The music didn’t sound right. It was uneven and sort of scratchy, and one of those old fashioned tunes that they wouldn’t even cover on Glee, something that lived in a black and white movie.
The music hit me full in the face as I opened the doors. It felt heavier than I was used to, from mp3s and e-videos. It vibrated through the carpet into my feet.
I want to be loved by you, just you and nobody else but you . . .
It was a record. I could see it now. An actual record playing on an actual record player. I’d seen them in the tip shop from time to time, but never actually seen one working. Even Nan has a CD player, and iTunes.
(I haven’t heard from her since the invaders came. She lives in Newcastle, and it’s just too far to hear from. I hope she’s okay.)
The needle reached the end of the track and sort of jerked for a moment. Then a hand snaked out, and lifted it off the record.
I froze, but didn’t yell or anything. I just backed up, towards the doors.
“You don’t have to run anywhere,” said a lazy male voice. “Safer in here.”
“Oh, you think?” I said back, like I wasn’t freaking out.
“Safest place in the world, libraries.” There was a squeak as a chair spun around. I sidled around the desk, to get a look at him. Oh.
He was younger than I’d thought from his voice, but still older than me. Definitely out of high school. Not old enough to be a teacher. And I’d never seen him before, not ever. He wasn’t one of us. “What’s your name?” he asked, leaning back in the chair, spinning it slowly around. He had a ponytail, and battered jeans. A jacket that had taken some damage, with charred marks around one sleeve. But maybe he just wore it to look cool, like he was all dangerous.
He didn’t look c
ool, incidentally, scorched leather aside. He looked thirty or more years out of date.
“Ka— Amy,” I said, too late realizing that I didn’t want to give him my name.
He raised his eyebrows, like I’d said something funny. “Nice to meet you, Kay-amy.

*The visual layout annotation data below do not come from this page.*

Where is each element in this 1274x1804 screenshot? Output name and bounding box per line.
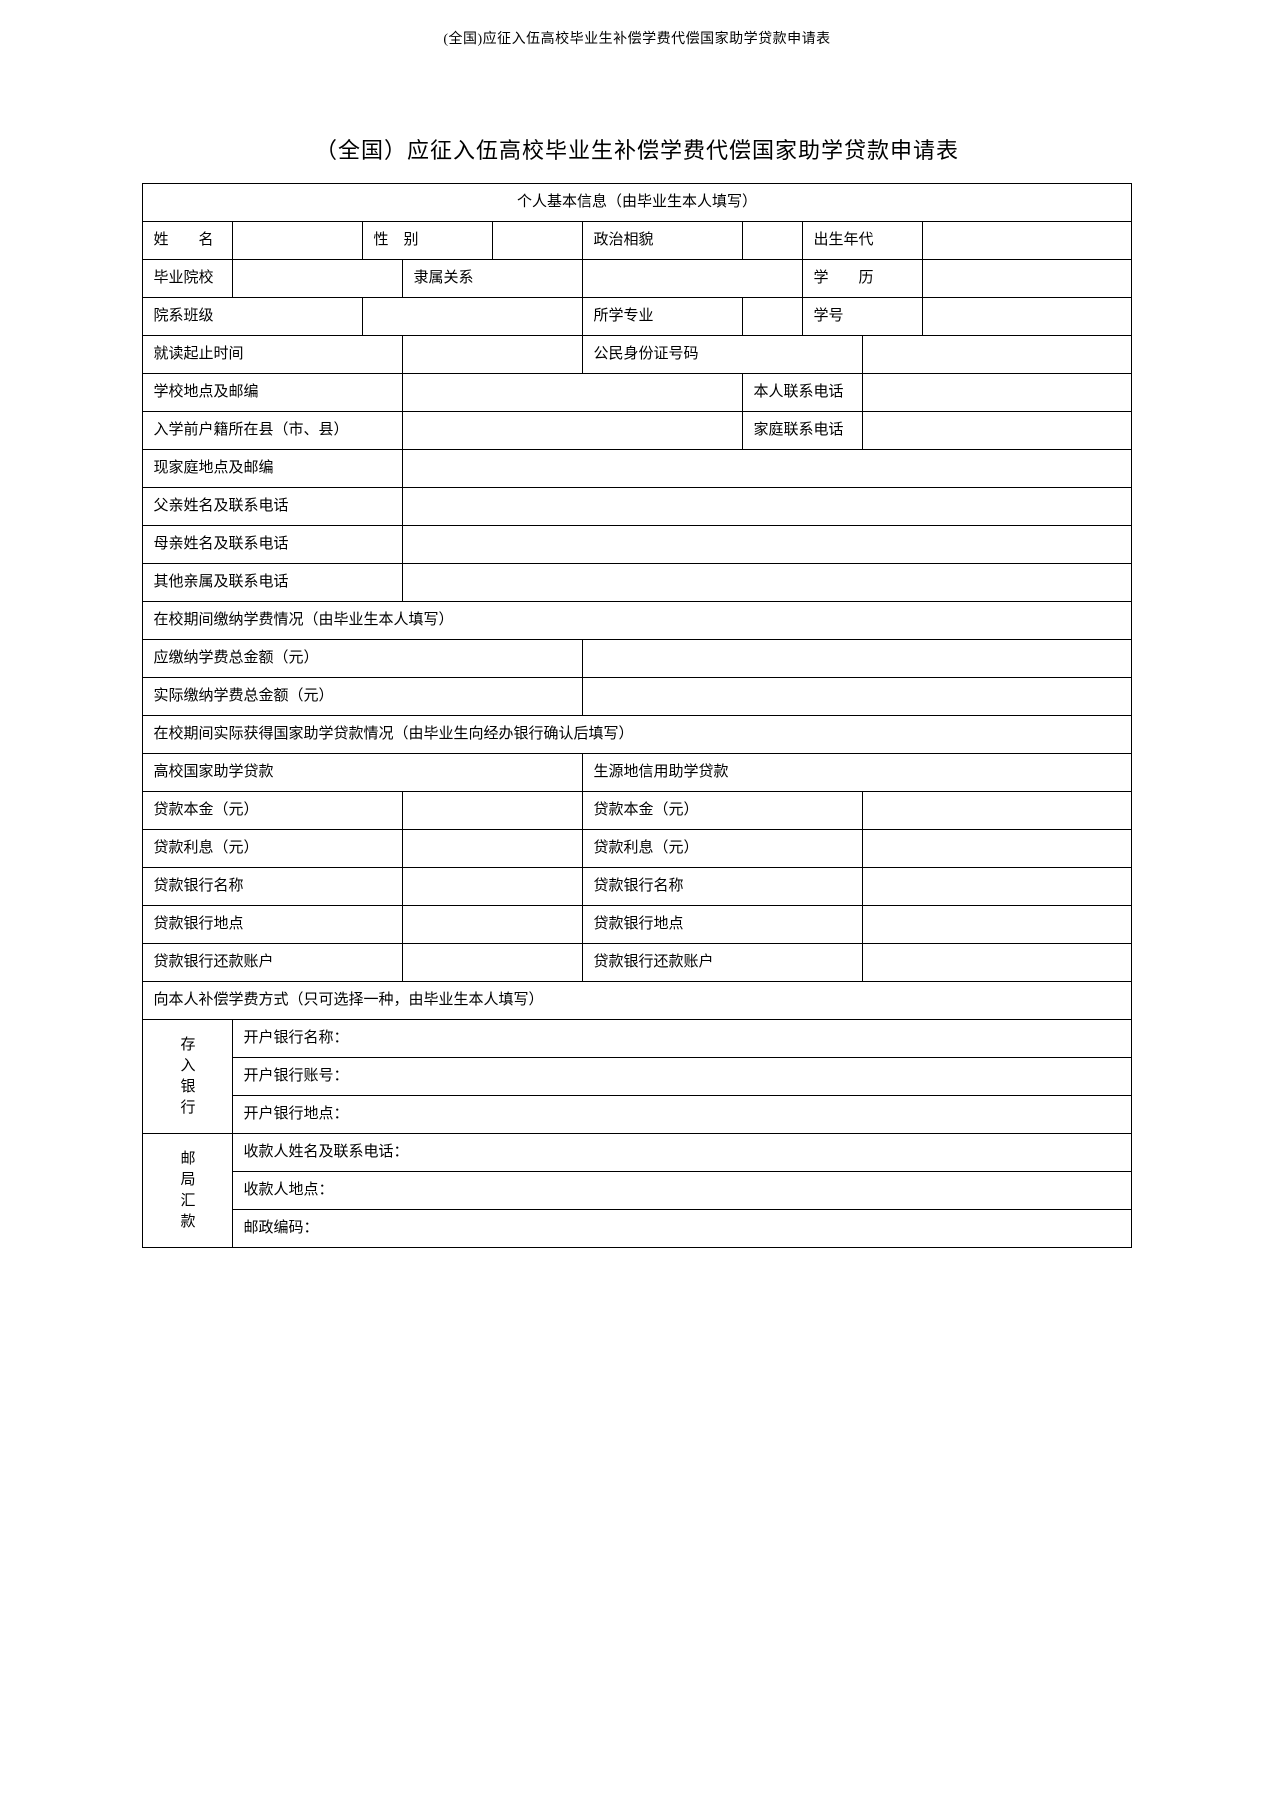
label-family-phone: 家庭联系电话	[743, 412, 863, 450]
label-tuition-paid: 实际缴纳学费总金额（元）	[143, 678, 583, 716]
application-form: 个人基本信息（由毕业生本人填写） 姓 名 性 别 政治相貌 出生年代 毕业院校 …	[142, 183, 1131, 1248]
label-study-period: 就读起止时间	[143, 336, 403, 374]
value-loan2-principal[interactable]	[863, 792, 1131, 830]
label-postal-code[interactable]: 邮政编码：	[233, 1210, 1131, 1248]
label-home-addr: 现家庭地点及邮编	[143, 450, 403, 488]
label-school-addr: 学校地点及邮编	[143, 374, 403, 412]
value-school[interactable]	[233, 260, 403, 298]
label-tuition-payable: 应缴纳学费总金额（元）	[143, 640, 583, 678]
section3-header: 在校期间实际获得国家助学贷款情况（由毕业生向经办银行确认后填写）	[143, 716, 1131, 754]
value-id-number[interactable]	[863, 336, 1131, 374]
value-loan2-interest[interactable]	[863, 830, 1131, 868]
label-deposit-bank-name[interactable]: 开户银行名称：	[233, 1020, 1131, 1058]
value-school-addr[interactable]	[403, 374, 743, 412]
label-loan2-principal: 贷款本金（元）	[583, 792, 863, 830]
value-loan1-bank-addr[interactable]	[403, 906, 583, 944]
label-id-number: 公民身份证号码	[583, 336, 863, 374]
label-postal-payee-addr[interactable]: 收款人地点：	[233, 1172, 1131, 1210]
value-loan2-repay[interactable]	[863, 944, 1131, 982]
section4-header: 向本人补偿学费方式（只可选择一种，由毕业生本人填写）	[143, 982, 1131, 1020]
label-loan-college: 高校国家助学贷款	[143, 754, 583, 792]
value-prev-residence[interactable]	[403, 412, 743, 450]
value-major[interactable]	[743, 298, 803, 336]
label-loan-origin: 生源地信用助学贷款	[583, 754, 1131, 792]
value-loan2-bank-name[interactable]	[863, 868, 1131, 906]
page-header: (全国)应征入伍高校毕业生补偿学费代偿国家助学贷款申请表	[0, 0, 1274, 48]
label-prev-residence: 入学前户籍所在县（市、县）	[143, 412, 403, 450]
value-self-phone[interactable]	[863, 374, 1131, 412]
label-affiliation: 隶属关系	[403, 260, 583, 298]
label-loan1-interest: 贷款利息（元）	[143, 830, 403, 868]
label-loan2-interest: 贷款利息（元）	[583, 830, 863, 868]
label-school: 毕业院校	[143, 260, 233, 298]
value-other-relative[interactable]	[403, 564, 1131, 602]
label-gender: 性 别	[363, 222, 493, 260]
label-major: 所学专业	[583, 298, 743, 336]
label-postal-payee[interactable]: 收款人姓名及联系电话：	[233, 1134, 1131, 1172]
label-father: 父亲姓名及联系电话	[143, 488, 403, 526]
value-name[interactable]	[233, 222, 363, 260]
value-loan1-interest[interactable]	[403, 830, 583, 868]
section2-header: 在校期间缴纳学费情况（由毕业生本人填写）	[143, 602, 1131, 640]
label-self-phone: 本人联系电话	[743, 374, 863, 412]
label-loan1-principal: 贷款本金（元）	[143, 792, 403, 830]
label-birth: 出生年代	[803, 222, 923, 260]
value-affiliation[interactable]	[583, 260, 803, 298]
value-father[interactable]	[403, 488, 1131, 526]
label-deposit-bank-addr[interactable]: 开户银行地点：	[233, 1096, 1131, 1134]
label-mother: 母亲姓名及联系电话	[143, 526, 403, 564]
value-loan1-bank-name[interactable]	[403, 868, 583, 906]
value-gender[interactable]	[493, 222, 583, 260]
value-education[interactable]	[923, 260, 1131, 298]
value-student-no[interactable]	[923, 298, 1131, 336]
value-loan1-repay[interactable]	[403, 944, 583, 982]
label-loan1-bank-addr: 贷款银行地点	[143, 906, 403, 944]
value-loan1-principal[interactable]	[403, 792, 583, 830]
value-family-phone[interactable]	[863, 412, 1131, 450]
label-loan1-repay: 贷款银行还款账户	[143, 944, 403, 982]
label-postal: 邮局汇款	[143, 1134, 233, 1248]
label-deposit-bank-account[interactable]: 开户银行账号：	[233, 1058, 1131, 1096]
label-loan1-bank-name: 贷款银行名称	[143, 868, 403, 906]
value-political[interactable]	[743, 222, 803, 260]
main-title: （全国）应征入伍高校毕业生补偿学费代偿国家助学贷款申请表	[0, 133, 1274, 165]
label-student-no: 学号	[803, 298, 923, 336]
label-deposit-bank: 存入银行	[143, 1020, 233, 1134]
value-class[interactable]	[363, 298, 583, 336]
label-education: 学 历	[803, 260, 923, 298]
value-tuition-paid[interactable]	[583, 678, 1131, 716]
label-political: 政治相貌	[583, 222, 743, 260]
label-loan2-bank-name: 贷款银行名称	[583, 868, 863, 906]
value-loan2-bank-addr[interactable]	[863, 906, 1131, 944]
value-home-addr[interactable]	[403, 450, 1131, 488]
label-loan2-bank-addr: 贷款银行地点	[583, 906, 863, 944]
value-tuition-payable[interactable]	[583, 640, 1131, 678]
label-other-relative: 其他亲属及联系电话	[143, 564, 403, 602]
label-loan2-repay: 贷款银行还款账户	[583, 944, 863, 982]
value-mother[interactable]	[403, 526, 1131, 564]
section1-header: 个人基本信息（由毕业生本人填写）	[143, 184, 1131, 222]
label-name: 姓 名	[143, 222, 233, 260]
value-birth[interactable]	[923, 222, 1131, 260]
label-class: 院系班级	[143, 298, 363, 336]
value-study-period[interactable]	[403, 336, 583, 374]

Welcome to my castle.”
“It’s not yours,” I said, angrier than I had expected to be, now I wasn’t afraid of him. He looked like too much of a slacker to be dangerous.
“I bet you went to school here. Good girl, were you? Popped in to pick up your homework?”
“I came for a book,” I said crossly.
He leaned forward, suddenly intent. “You came through the hole in the barricade on the far end of Mansfield, yeah? Walked down Susann Street to come in the front entrance of the school?”
That was creepy. Really creepy. “How did you know that?”
“Because,” he said, shrugging back into his chair like my confirming his guess made me uninteresting all over again. “The other obvious way is around Mitchell Lane, and if you’d come that way, the Observers would have wiped you out.”
What was a girl supposed to say to a line like that? “I don’t believe you,” I said, though I sort of did. I didn’t want to think about it. How stupid was I? I’d heard the rumors, even without radio and TV. There was a reason all the adults were so hot on barricades, and a reason that the invaders hadn’t just blown our new walls apart.
Observers, everyone called them. I wasn’t even sure what they were—cameras, I guess, or mines, or something in between.
No one who ever saw one survived it.
The rule was, if we didn’t move around, if we stayed inside the barricades, we stayed alive. I knew that. And I’d risked everything for a stupid book.
Well, not a stupid book. A really good book.
“Help yourself,” he said, waving one hand. “Plenty of books here. Grab an e-reader while you’re at it. Maybe you can trade it on the black market for some bubble gum.”
“Funny,” I said, glaring at him.
He put another record on, another stupid old song that I remembered from some Saturday afternoon old movie, and lost interest in me altogether.